Unsurprisingly then, in some artworks, you find a more or less odd mixture of beauty and ugliness. Birkedal’s is one example.
There is harmony in colours and composition, but there are also ugly „splashes“. (I counted this one as „neutral“.)
However, Chacon’s pen drawing below exemplifies a completely different combination of ugliness and beauty.
The face is old and wrinkled. But the face is drawn with skill and empathy, leaving the artwork as such in my opinion beautiful.
Also somewhat surprising: we (artists in Lichtenberg) are mostly classical, or you could even say traditional, in technique. 49 works presented out of 79 were sculptures, paintings, drawings, collages, and similar. Again, this is contrary to what you will find in the main exhibition hall of Hamburger Bahnhof. Moreover, there were 19 photos (including videos). Only 11 works I have classified as installation, performance, and other „exotic“ techniques.
An artwork with no contents is empty. However, as stated above, I have not tried to assess the richness of the 79 artworks found in the catalogue.
Out of the 79, 33 state with clarity what the artwork (at the outset) is about. But of course, even artworks that are clear in this sense, are not always dealt with in a moment.
For instance, I find the sculpture by Mahle compelling. I would have liked to meet this person!
Regarding the one below, I am not so sure. The image (photo) is titled „The Wise“, but except for the cliché-like beard and grey hair, I cannot see much wisdom here. If this man is wise, the artist has in my opinion failed to show it.

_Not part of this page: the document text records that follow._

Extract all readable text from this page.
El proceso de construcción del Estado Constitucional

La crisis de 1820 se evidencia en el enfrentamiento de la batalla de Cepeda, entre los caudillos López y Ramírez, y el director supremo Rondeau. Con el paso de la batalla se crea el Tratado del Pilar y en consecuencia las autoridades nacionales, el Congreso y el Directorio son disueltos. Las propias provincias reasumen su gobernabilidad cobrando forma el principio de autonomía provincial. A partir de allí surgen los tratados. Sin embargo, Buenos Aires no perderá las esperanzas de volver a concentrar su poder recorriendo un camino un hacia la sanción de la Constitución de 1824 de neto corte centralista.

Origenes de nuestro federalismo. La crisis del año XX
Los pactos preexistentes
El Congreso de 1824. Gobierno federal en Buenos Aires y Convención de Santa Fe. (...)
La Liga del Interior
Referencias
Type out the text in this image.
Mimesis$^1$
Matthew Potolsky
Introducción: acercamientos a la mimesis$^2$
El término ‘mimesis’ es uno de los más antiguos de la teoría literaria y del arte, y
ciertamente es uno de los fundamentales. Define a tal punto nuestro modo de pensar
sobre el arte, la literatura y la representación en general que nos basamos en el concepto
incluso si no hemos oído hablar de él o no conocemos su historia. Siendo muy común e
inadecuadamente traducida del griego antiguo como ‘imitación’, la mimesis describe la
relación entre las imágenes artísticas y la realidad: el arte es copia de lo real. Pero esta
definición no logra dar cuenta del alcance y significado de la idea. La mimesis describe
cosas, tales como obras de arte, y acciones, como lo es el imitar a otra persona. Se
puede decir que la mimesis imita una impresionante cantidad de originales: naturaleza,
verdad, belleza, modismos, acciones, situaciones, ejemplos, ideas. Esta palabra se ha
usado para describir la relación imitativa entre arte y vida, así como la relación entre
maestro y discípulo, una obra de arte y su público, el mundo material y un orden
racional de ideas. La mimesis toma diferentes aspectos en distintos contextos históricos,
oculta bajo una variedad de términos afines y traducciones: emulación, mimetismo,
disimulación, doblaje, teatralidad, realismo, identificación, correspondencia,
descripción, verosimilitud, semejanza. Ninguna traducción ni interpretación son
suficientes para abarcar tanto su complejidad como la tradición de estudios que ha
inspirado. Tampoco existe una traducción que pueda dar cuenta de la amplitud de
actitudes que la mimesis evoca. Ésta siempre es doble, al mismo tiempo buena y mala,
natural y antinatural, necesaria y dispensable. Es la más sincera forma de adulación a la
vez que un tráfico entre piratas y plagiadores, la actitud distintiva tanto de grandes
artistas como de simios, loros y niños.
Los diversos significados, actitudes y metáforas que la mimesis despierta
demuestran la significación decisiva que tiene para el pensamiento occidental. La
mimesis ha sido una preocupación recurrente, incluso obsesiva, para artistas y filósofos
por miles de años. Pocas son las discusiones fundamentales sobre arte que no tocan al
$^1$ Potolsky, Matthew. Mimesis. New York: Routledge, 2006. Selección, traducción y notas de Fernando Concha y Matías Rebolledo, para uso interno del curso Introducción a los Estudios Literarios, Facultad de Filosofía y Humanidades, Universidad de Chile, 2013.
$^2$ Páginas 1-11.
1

Other examples of „clear“, but not convincing: Martinez, page 25, Schreck, page 47. I find the images banal.
The remaining 46 artworks leave open to the public where to “start”. I have classified those as „enigmatic“, because you cannot readily see what they are about. Below we see some reliefs at the wall, which I think may be worth a closer look.
Perhaps the texture when seen “live”, will give you something.
By the next image, however, the question is rather: Why is this photo (titled simply Karussel) in the art catalogue at all?
Good or poor art?
It should now be clear that three dimensions do not aim at distinguishing between good and poor art – not even „aesthetic orientation“. I hope the dimensions defined and the statistics offered can still be useful. We need orientation as a step towards judgement.
Artwork of the fortnight
The artwork of the fortnight was found on page 17. The image immediately caught my attention. In particular, I find the yellow light captivating.
The light is behind the landscape as well as integrated into it.
In the world of humans, I believe “light”, metaphorically understood, plays a similar, dual role. Enlightenment, say, casts light on our existence, but not only that. Modern consciousness – which we can call the enlightened mind – is an integral part of our very being.